Gas-fired power plants thus determine the level of the general electricity price.

The costs remain low for the other electricity providers whose production does not require gas.

They benefit from the high electricity prices and achieve so-called "excess profits".

The high price of gas has led to a redistribution from consumers to these electricity producers.

How should one deal with these excess profits?

On September 14, the European Commission proposed a “temporary EU revenue cap of EUR 180 per megawatt hour for electricity from nuclear energy, lignite and renewable energy sources, among others”.

Sales based on higher prices are to be siphoned off by Member State governments and redistributed to energy end-users to cushion the impact of high energy prices.
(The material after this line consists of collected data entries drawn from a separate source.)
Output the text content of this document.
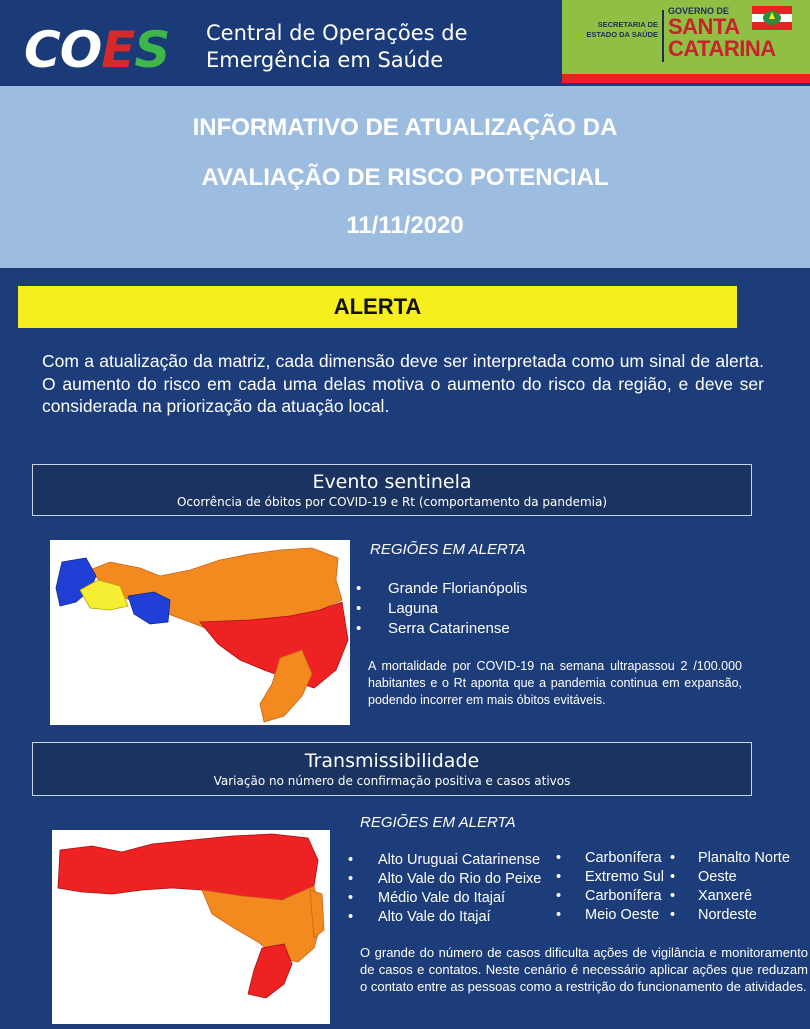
COES Central de Operações de
Emergência em Saúde
SECRETARIA DE ESTADO DA SAÚDE
GOVERNO DE
SANTA
CATARINA
INFORMATIVO DE ATUALIZAÇÃO DA
AVALIAÇÃO DE RISCO POTENCIAL
11/11/2020
ALERTA
Com a atualização da matriz, cada dimensão deve ser interpretada como um sinal de alerta. O aumento do risco em cada uma delas motiva o aumento do risco da região, e deve ser considerada na priorização da atuação local.
Evento sentinela
Ocorrência de óbitos por COVID-19 e Rt (comportamento da pandemia)
REGIÕES EM ALERTA
• Grande Florianópolis
• Laguna
• Serra Catarinense
A mortalidade por COVID-19 na semana ultrapassou 2 /100.000 habitantes e o Rt aponta que a pandemia continua em expansão, podendo incorrer em mais óbitos evitáveis.
Transmissibilidade
Variação no número de confirmação positiva e casos ativos
REGIÕES EM ALERTA
• Alto Uruguai Catarinense
• Alto Vale do Rio do Peixe
• Médio Vale do Itajaí
• Alto Vale do Itajaí
• Carbonífera
• Extremo Sul
• Carbonífera
• Meio Oeste
• Planalto Norte
• Oeste
• Xanxerê
• Nordeste
O grande do número de casos dificulta ações de vigilância e monitoramento de casos e contatos. Neste cenário é necessário aplicar ações que reduzam o contato entre as pessoas como a restrição do funcionamento de atividades.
The proposed measure is known as "taxing excess profits", which creates conceptual confusion.

The EU proposal is aimed at sales: If electricity is sold for more than 180 euros per megawatt hour, the part of the sales that exceeds the revenue ceiling should be skimmed off.

As an alternative to the EU proposal, gas-fired power plants could be specifically subsidized so that their production costs fall.

This prevents a high gas price from inducing a high electricity price and thus leading to a further increase in inflation and further burdens for the consumer.

The excess profits of the other electricity suppliers would then not arise in the first place or fall sharply.

Due to the lower electricity price, costly relief measures for consumers (commercial and private) are no longer necessary or are only necessary to a lesser extent, since electricity prices are low again.

Cost of the subsidy would be manageable

The fall in the price of electricity would lower inflation in the long term and could immediately curb a price-wage spiral.

Everyone would benefit from the fall in electricity prices without massive market interventions and debates about the fair distribution of excess profits skimmed off.

Administratively, the subsidization can be carried out easily because the number of gas-fired power plants is limited.

Since gas-fired power generation only accounted for 12 percent of total electricity production last year, the costs of the subsidy are manageable.

The total cost of the alternative proposal is lower than the excess profits tax model because the revenue cap set by the EU is relatively high.

The amount of the subsidy for gas-fired power plants should be based on a reference price, the general market price for gas.

If the market price for gas falls, the subsidy is automatically reduced.

It is then not necessary, because the electricity price also falls.

Its amount can be designed in such a way that the electricity price is kept at a level that nevertheless continues to provide an incentive to save electricity.

The idea of ​​keeping energy prices high and only rewarding energy saving makes perfect sense.

However, in view of inflation and persistently high and strongly fluctuating electricity prices, this is the riskier route.

If the electricity prices are decoupled from the gas price, the planning security of investments increases, since the future costs can be calculated more precisely.